Nowadays, there are several insulation solutions for bridges or viaducts structures that work based on various insulation principles. The basic principles used in the bridge isolation field are represented by vibration insulation and energy dissipation arising from various dynamic loads acting upon the structure, thus that the devices in use are mainly categorized as isolators or energy dissipation devices. An innovative solution for bridge isolation is described in this paper, which uses a composed system able to use both isolation and dissipation characteristics of these two devices types. It has been designed a particular device model, meaning dual vibration insulation device, which is composed of an elastomeric isolation type system, working in tandem with a dissipative device based on rolling friction. This hybrid device has been built and mounted on a bridge structure achieved on a reduced scale. Thus, the isolated structure has been tested at dynamic actions by generating vibrations within the bridge structure using a special exciting device.
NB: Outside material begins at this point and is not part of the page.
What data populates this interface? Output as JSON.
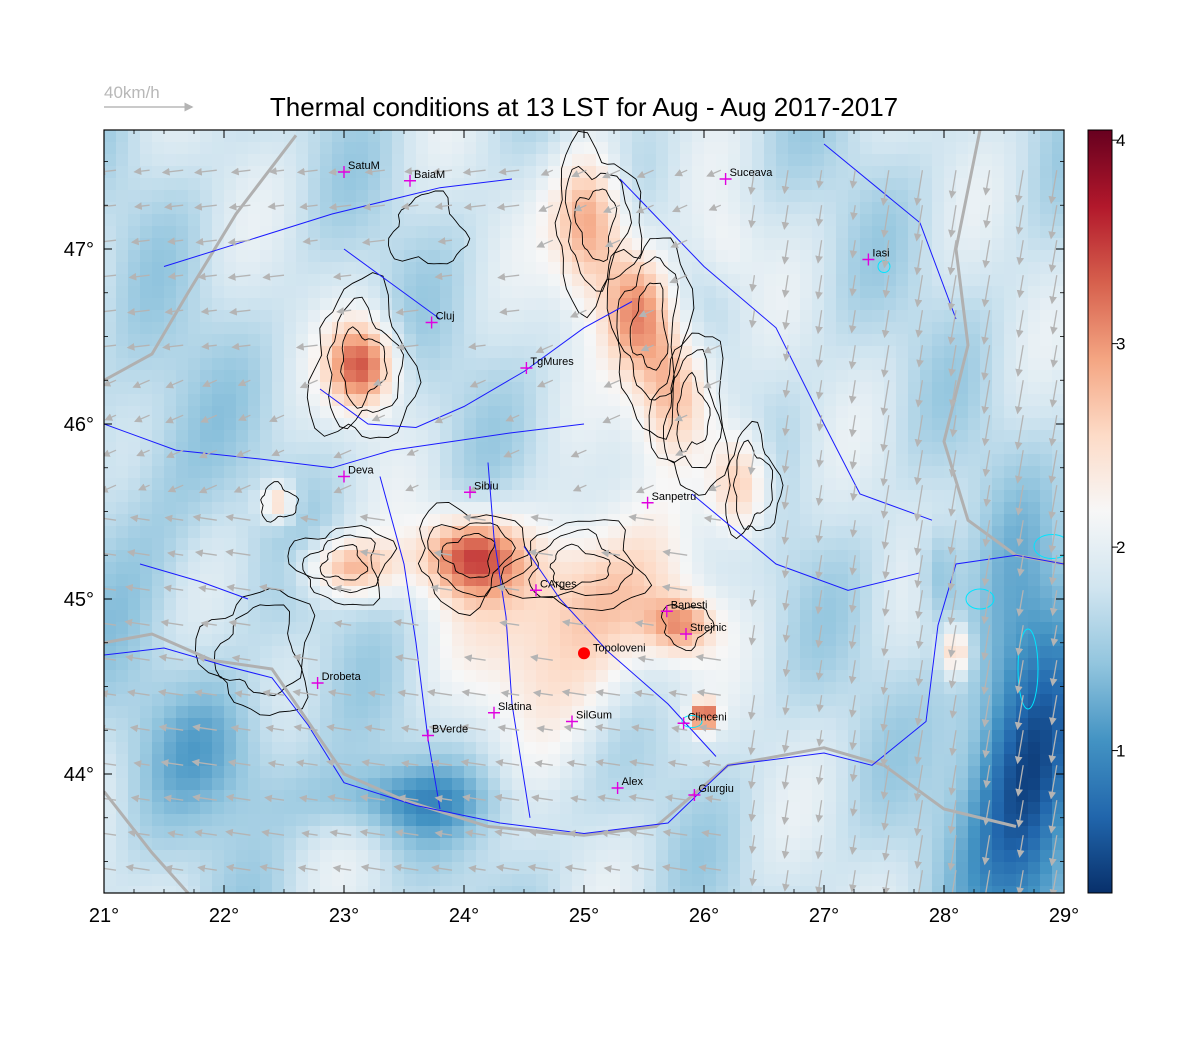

According with the obtained results higher acceleration values are recorded at the bridge pier support level, while they are more attenuated at the superstructure level, due to interposing of the dual vibration insulation device between the bridge pier and the superstructure. This type of composed isolation device provides additional degrees-of-freedom within the entire ensemble, thus that the bridge support pier can move along with the foundation soil, which induces the dynamic loads, while the superstructure is able to maintain a steady-state dynamic regime without being affected, in a considerable way, by ground movements. In this paper, are presented the results recorded on the experimental model at the bridge support pier and superstructure level regarding the time and the frequency evolutions of the acceleration signals.